What is the role of a University in this new transformational economy?
As the dean of Sonoma State University’s School of Business and Economics, I want you know that we are committed to being the educational nucleus of this new North Bay economy. We will continue to provide the relevant and “real world” educational programs that produce the business leaders and business professionals needed to operate our region’s great organizations – programs like our executive MBA, our wine business MBA, and our professional development certificates.
I am proud to report that just last week, a team of business students traveled to Texas to claim first place among all business schools in the country in the Small Business Institute’s Project of the Year competition for a consulting class project they completed on a local Cold Stone Creamery.

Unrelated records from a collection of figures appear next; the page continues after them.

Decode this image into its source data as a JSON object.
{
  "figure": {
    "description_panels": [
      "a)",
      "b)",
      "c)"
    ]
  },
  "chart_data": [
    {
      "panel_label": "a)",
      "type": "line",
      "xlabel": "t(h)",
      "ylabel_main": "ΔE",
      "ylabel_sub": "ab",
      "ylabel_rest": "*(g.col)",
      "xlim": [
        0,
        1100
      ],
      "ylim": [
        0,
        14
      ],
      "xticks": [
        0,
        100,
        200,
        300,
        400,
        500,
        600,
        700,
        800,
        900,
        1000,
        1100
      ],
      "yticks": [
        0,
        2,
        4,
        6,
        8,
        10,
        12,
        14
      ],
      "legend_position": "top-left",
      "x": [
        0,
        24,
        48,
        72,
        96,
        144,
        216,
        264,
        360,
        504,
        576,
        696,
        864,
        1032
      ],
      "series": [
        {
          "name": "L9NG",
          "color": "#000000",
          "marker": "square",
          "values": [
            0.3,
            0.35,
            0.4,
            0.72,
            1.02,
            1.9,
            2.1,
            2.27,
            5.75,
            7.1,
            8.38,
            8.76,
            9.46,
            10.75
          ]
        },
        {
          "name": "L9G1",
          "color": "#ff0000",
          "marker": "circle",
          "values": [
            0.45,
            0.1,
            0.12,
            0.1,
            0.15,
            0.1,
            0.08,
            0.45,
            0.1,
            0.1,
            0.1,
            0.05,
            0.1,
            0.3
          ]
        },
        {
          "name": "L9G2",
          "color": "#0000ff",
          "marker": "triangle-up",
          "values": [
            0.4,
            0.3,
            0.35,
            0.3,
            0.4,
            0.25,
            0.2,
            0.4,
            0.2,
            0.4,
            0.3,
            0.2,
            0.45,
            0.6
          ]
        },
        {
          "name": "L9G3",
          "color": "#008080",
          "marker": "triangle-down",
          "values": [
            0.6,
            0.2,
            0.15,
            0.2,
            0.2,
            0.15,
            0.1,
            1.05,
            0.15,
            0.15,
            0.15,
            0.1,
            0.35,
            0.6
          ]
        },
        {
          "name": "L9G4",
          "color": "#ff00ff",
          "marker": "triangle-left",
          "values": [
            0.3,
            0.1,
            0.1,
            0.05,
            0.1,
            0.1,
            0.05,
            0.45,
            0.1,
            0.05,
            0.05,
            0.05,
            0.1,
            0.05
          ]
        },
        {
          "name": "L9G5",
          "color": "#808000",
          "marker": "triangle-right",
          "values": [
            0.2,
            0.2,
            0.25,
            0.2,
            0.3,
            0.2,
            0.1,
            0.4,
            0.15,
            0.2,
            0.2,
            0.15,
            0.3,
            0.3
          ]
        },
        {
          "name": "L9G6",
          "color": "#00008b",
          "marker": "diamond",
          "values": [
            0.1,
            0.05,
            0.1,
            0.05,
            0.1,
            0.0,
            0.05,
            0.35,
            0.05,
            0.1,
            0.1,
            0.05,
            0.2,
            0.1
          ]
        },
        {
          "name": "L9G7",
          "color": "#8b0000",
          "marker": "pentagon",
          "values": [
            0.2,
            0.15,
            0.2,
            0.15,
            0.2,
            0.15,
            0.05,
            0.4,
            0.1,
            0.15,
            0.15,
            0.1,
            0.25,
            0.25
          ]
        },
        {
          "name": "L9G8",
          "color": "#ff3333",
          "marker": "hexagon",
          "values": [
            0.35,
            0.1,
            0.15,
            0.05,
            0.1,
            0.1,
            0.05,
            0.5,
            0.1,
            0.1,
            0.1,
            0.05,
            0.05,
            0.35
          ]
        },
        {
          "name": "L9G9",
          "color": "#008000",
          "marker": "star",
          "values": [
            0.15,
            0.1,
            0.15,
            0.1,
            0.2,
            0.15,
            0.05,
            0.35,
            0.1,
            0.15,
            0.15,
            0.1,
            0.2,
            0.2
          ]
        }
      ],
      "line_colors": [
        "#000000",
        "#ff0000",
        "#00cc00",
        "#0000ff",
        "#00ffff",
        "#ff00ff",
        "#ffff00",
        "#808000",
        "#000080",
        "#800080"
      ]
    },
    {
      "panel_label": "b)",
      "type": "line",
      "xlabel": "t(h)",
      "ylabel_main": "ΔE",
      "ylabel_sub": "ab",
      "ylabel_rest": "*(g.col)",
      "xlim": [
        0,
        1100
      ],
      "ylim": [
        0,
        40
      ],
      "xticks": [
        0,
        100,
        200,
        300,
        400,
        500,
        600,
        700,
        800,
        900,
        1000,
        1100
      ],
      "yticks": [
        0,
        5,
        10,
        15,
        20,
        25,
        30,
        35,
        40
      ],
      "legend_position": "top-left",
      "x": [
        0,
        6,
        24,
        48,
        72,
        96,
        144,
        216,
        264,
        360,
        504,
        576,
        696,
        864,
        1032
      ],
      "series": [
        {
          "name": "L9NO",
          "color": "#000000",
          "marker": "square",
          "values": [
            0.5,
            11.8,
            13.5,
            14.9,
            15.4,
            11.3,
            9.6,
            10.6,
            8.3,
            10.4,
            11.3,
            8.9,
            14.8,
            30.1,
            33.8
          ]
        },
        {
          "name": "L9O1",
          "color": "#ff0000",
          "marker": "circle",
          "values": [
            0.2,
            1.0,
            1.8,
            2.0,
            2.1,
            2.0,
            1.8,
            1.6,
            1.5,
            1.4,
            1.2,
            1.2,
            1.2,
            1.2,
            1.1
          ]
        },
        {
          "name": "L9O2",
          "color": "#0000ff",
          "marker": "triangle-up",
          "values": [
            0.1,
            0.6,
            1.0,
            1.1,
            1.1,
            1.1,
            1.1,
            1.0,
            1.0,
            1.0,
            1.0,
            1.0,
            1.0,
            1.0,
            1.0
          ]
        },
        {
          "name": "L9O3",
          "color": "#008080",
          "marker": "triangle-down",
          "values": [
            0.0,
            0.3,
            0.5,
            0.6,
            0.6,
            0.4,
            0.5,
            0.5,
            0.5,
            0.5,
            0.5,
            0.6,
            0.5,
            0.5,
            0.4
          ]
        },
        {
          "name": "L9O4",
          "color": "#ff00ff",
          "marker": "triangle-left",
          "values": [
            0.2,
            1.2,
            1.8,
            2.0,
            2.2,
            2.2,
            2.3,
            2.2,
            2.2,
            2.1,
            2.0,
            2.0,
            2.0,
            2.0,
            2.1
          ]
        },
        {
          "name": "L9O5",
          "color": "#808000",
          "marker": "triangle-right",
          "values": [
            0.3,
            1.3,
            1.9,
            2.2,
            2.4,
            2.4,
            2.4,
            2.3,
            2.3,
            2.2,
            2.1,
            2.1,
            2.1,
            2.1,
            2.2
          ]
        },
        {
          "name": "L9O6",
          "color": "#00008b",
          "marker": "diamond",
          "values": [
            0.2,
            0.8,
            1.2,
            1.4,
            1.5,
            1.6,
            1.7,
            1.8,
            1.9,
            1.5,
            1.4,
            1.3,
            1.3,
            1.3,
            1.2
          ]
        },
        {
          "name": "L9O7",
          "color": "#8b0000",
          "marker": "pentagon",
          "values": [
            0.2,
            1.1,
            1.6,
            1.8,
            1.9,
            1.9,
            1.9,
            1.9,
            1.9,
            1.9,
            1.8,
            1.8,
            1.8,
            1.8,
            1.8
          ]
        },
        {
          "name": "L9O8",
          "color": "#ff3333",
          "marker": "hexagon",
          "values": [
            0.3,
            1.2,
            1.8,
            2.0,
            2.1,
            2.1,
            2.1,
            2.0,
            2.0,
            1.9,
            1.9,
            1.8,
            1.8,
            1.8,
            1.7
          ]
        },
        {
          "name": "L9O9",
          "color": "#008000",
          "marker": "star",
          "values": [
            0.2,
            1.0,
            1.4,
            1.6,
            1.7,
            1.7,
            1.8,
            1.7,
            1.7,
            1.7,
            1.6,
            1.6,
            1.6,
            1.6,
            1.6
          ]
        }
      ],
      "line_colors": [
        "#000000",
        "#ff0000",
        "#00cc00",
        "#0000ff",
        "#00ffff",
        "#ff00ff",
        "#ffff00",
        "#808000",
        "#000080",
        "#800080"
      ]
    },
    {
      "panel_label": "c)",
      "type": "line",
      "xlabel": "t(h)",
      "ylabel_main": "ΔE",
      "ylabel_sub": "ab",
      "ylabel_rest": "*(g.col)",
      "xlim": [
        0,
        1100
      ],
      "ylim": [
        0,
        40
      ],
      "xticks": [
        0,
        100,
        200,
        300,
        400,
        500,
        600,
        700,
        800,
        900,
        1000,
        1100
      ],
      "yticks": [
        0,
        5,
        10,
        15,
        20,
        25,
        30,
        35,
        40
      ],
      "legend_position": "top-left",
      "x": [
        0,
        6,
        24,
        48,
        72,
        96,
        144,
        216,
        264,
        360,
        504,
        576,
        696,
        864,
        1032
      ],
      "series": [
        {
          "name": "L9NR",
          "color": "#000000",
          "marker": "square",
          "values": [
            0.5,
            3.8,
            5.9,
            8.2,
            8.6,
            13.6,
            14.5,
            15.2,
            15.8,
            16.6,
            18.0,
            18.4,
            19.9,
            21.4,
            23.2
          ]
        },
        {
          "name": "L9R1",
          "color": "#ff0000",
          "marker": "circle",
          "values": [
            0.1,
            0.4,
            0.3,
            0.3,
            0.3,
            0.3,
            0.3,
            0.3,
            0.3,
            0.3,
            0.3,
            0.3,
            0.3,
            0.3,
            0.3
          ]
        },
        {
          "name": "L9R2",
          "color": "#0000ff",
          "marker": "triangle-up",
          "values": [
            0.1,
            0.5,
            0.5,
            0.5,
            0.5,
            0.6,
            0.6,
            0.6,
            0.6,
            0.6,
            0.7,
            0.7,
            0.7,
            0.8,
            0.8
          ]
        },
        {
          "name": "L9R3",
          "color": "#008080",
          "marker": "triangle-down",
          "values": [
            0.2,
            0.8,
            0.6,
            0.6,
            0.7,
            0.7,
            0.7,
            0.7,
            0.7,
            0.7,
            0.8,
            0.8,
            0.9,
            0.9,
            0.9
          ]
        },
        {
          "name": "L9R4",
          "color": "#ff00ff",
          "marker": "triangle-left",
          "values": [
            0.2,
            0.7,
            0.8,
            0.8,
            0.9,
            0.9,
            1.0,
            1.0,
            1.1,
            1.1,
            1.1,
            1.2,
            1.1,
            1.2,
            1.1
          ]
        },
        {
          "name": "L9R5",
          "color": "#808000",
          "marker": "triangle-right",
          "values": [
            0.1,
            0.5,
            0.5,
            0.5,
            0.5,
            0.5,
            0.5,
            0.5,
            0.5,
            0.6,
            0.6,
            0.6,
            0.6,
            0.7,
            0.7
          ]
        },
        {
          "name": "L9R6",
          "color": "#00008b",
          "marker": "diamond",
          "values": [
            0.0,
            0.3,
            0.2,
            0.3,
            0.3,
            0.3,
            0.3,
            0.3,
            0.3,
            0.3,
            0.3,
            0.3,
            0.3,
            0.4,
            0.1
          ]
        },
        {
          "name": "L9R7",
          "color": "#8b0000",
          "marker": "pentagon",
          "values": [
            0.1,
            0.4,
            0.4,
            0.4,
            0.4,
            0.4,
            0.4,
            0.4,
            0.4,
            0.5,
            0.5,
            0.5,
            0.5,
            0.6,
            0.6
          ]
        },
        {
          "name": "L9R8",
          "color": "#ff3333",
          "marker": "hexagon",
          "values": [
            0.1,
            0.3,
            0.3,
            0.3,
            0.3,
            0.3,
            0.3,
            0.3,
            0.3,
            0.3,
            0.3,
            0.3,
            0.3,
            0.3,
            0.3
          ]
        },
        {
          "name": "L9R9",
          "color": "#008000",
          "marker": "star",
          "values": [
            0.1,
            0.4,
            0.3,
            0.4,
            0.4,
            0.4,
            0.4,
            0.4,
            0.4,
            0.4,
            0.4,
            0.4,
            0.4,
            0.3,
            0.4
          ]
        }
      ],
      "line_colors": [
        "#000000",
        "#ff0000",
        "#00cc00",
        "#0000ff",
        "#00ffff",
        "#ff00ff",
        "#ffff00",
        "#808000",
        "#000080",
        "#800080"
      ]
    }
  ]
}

Beyond our education programs, we are also committed to providing research into best business practices and economic analyses to inform the key decisions you need to make. For a few years now you have had the privilege of hearing Dr. Eyler, our region’s foremost economist, offer his insight into our economic and business trends. And we also have three dozen other faculty members bringing their intellect and experience to today’s business challenges with their work on labor market analyses, marketing to millenials, cult wines, ethical leadership, financial benchmarking, and housing prices – just to name a few recent projects.
Our teaching and research are important but they are not enough if as a business school, we are to be a catalyst for regional economic prosperity. We must ensure that we graduate SSU students with the entrepreneurial drive to dream of new business ideas, and the technical skills and practical experience to bring them to market. So we are investing strongly in our entrepreneurship program to help launch businesses out of the university that will be part of our new transformational economy.
And to support our efforts, I pleased to announce publically for the first time, a very generous $180,000 gift from Codding Enterprises to support the hiring of the Hugh Codding Entrepreneur-in Residence. With this gift, we will be able to add an experienced serial entrepreneur to our teaching team.
Hugh Codding, one of Sonoma County’s most successful businessmen, embodied the spirit of entrepreneurship. He recognized opportunity, created successes, and through it all, he gave back to his community. The funding for the Hugh Codding Entrepreneur-in-Residence will help us build an “entrepreneurship pipeline” from local schools into Sonoma State, and then from the University into the North Bay Innovation Hub and the regional economy. The Hugh Codding Entrepreneur-in-Residence will be a champion for entrepreneurship and its importance in a healthy North Bay economy.
I want to thank Connie Codding, Brad Baker and Codding Enterprises for their generous support of our entrepreneurship program.